Emergency and standby generators both provide backup power for key loads, with the difference that the loads covered by emergency generators are critical for occupant safety, while those covered by a standby power system may cause inconvenience if they cease to operate, but not necessarily life-threatening conditions.
All emergency and standby power systems in New York City must meet a set of common requirements regardless of the occupancy for which they are intended:
- Batteries are only allowed for lighting, as long as they can power the full lighting load for a period of 1.5 hours and without allowing their output voltage to drop below 87.5%. The use of batteries for any other load other than lighting requires direct approval from the NYC Department of Buildings, and this includes uninterruptible power supplies (UPS).
- Generators running with fossil fuels must have an on-site supply allowing them to run for at least 6 hours at full output. The only exception is for standby generators, which are allowed to run with the utility gas supply, as long as they have a control valve that is independent from the rest of the installation.
- Neither generators nor their distribution systems must be installed in the same room where the main electric service equipment located. The must have a dedicated room enclosed with 2-hour fire barriers or horizontal assemblies.
Emergency and standby power systems in New York City are subject to requirements from many standards and codes. These include NYC-specific documents such as the Building, Electrical and Fire Codes; as well as nationwide standards such as standards 110 and 111 by the National Fire Protection Association.
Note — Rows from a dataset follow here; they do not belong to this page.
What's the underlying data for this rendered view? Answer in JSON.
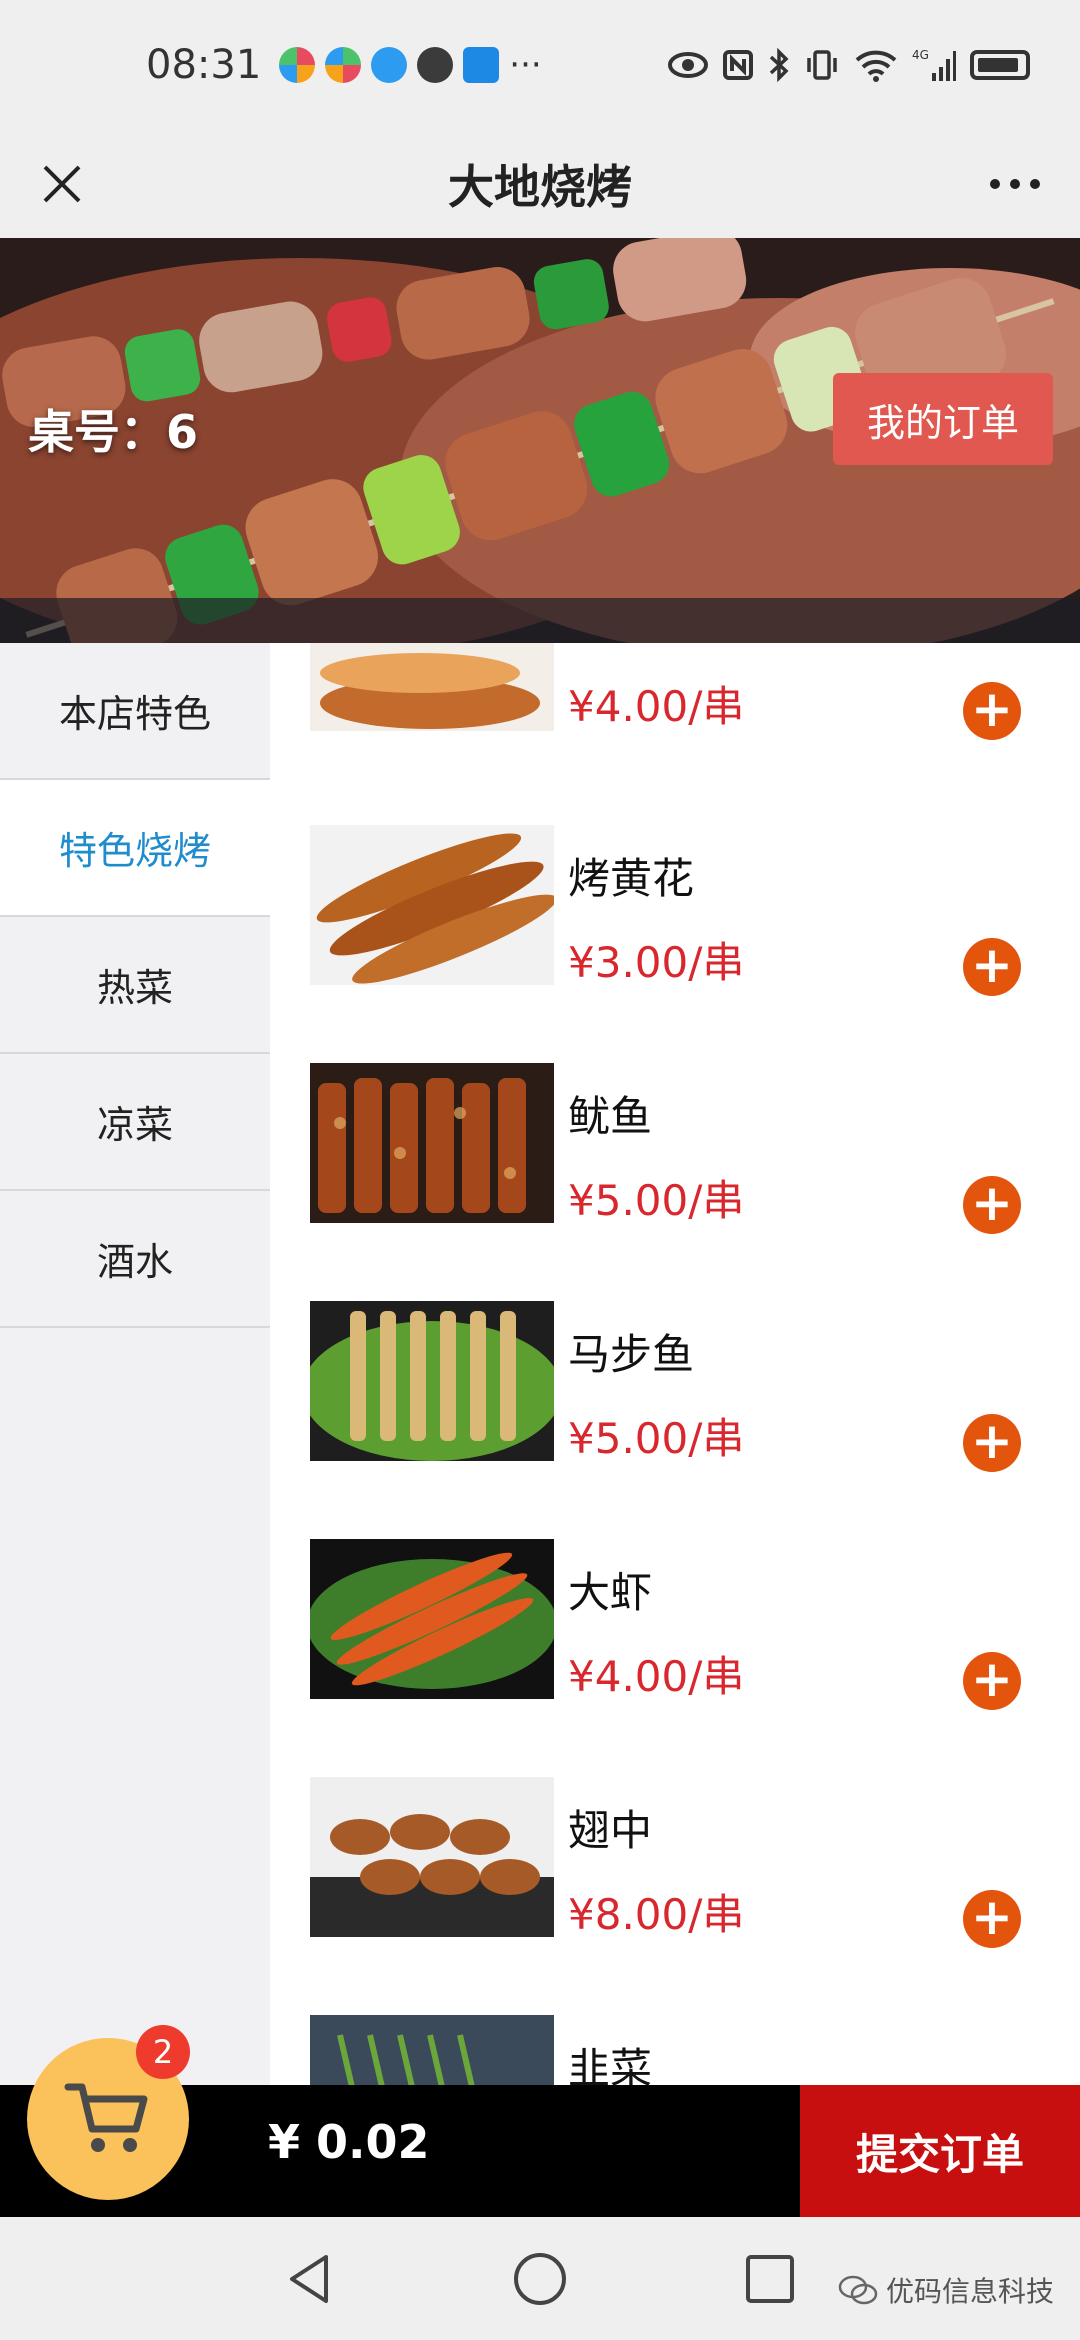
{
  "status_bar": {
    "time": "08:31",
    "network": "4G",
    "app_icon_colors": [
      "#e84a5f",
      "#f6a31b",
      "#2c9bf0",
      "#3b3b3b",
      "#1e88e5"
    ],
    "more": "···"
  },
  "title_bar": {
    "title": "大地烧烤",
    "close_icon": "close-icon",
    "more_icon": "more-icon"
  },
  "banner": {
    "table_label": "桌号：",
    "table_number": "6",
    "my_orders_label": "我的订单"
  },
  "categories": [
    {
      "label": "本店特色",
      "active": false
    },
    {
      "label": "特色烧烤",
      "active": true
    },
    {
      "label": "热菜",
      "active": false
    },
    {
      "label": "凉菜",
      "active": false
    },
    {
      "label": "酒水",
      "active": false
    }
  ],
  "products": [
    {
      "name": "",
      "price": "¥4.00/串",
      "thumb_colors": [
        "#c36b2c",
        "#e9a35a"
      ]
    },
    {
      "name": "烤黄花",
      "price": "¥3.00/串",
      "thumb_colors": [
        "#b8631f",
        "#f2f2f2"
      ]
    },
    {
      "name": "鱿鱼",
      "price": "¥5.00/串",
      "thumb_colors": [
        "#a4481c",
        "#e0a85f"
      ]
    },
    {
      "name": "马步鱼",
      "price": "¥5.00/串",
      "thumb_colors": [
        "#5c9e2f",
        "#d9b878"
      ]
    },
    {
      "name": "大虾",
      "price": "¥4.00/串",
      "thumb_colors": [
        "#e05a1f",
        "#3e7e2a"
      ]
    },
    {
      "name": "翅中",
      "price": "¥8.00/串",
      "thumb_colors": [
        "#a65a28",
        "#efefef"
      ]
    },
    {
      "name": "韭菜",
      "price": "",
      "thumb_colors": [
        "#6aa63a",
        "#3a4a5a"
      ]
    }
  ],
  "cart": {
    "badge_count": "2",
    "total": "¥ 0.02",
    "submit_label": "提交订单",
    "accent": "#c80f0f"
  },
  "nav": {
    "watermark": "优码信息科技"
  }
}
How to Size an Emergency Generator for a Commercial Building
The NYC Building Code lists the pieces of equipment and building systems required to have an emergency power supply in Chapter 27:
- Lighting loads: Exit signs and means of egress illumination. Keep in mind that these loads do not count when sizing the generator if they are equipped with batteries that meet the NYC Electrical Code.
- Elevator loads: The emergency generator must be sized to power elevators controls, cab lights, ventilation systems and any other systems required for occupant safety.
How to Size a Standby Generator for a Commercial Building
There is a separate list of equipment and systems that must be considered when sizing a standby generator. It is important to note that these are mandatory as well, and should not be considered optional requirements after emergency loads are covered.
- Smoke control systems, mechanical ventilation and fire detection systems in smokeproof enclosures, and elevator shaft pressurization systems.
- Horizontal sliding doors
- Auxiliary inflation systems in membrane structures such as outdoor tents.
Additional Requirements for Commercial Buildings
Commercial buildings are often joined with a larger facility, and additional requirements apply in these cases. Covered malls, high-rise buildings and underground locations are subject to additional requirements in the NYC Building Code. If you are the project developer make sure any extra requirements are covered, and if you are leasing the commercial building verify that the complex where it is located is properly covered with emergency and standby power systems.
Emergency and standby generators in New York City are subject to multiple requirements and require the submission of a testing report by a registered design professional, based on tests carried out by an approved third party. For this reason, hiring a qualified consultant or design from the start of the project is highly recommended - adjusting design documents and technical specifications to meet the applicable codes is faster and much less expensive than performing corrections on an installed system, especially when equipment as expensive as generators is involved.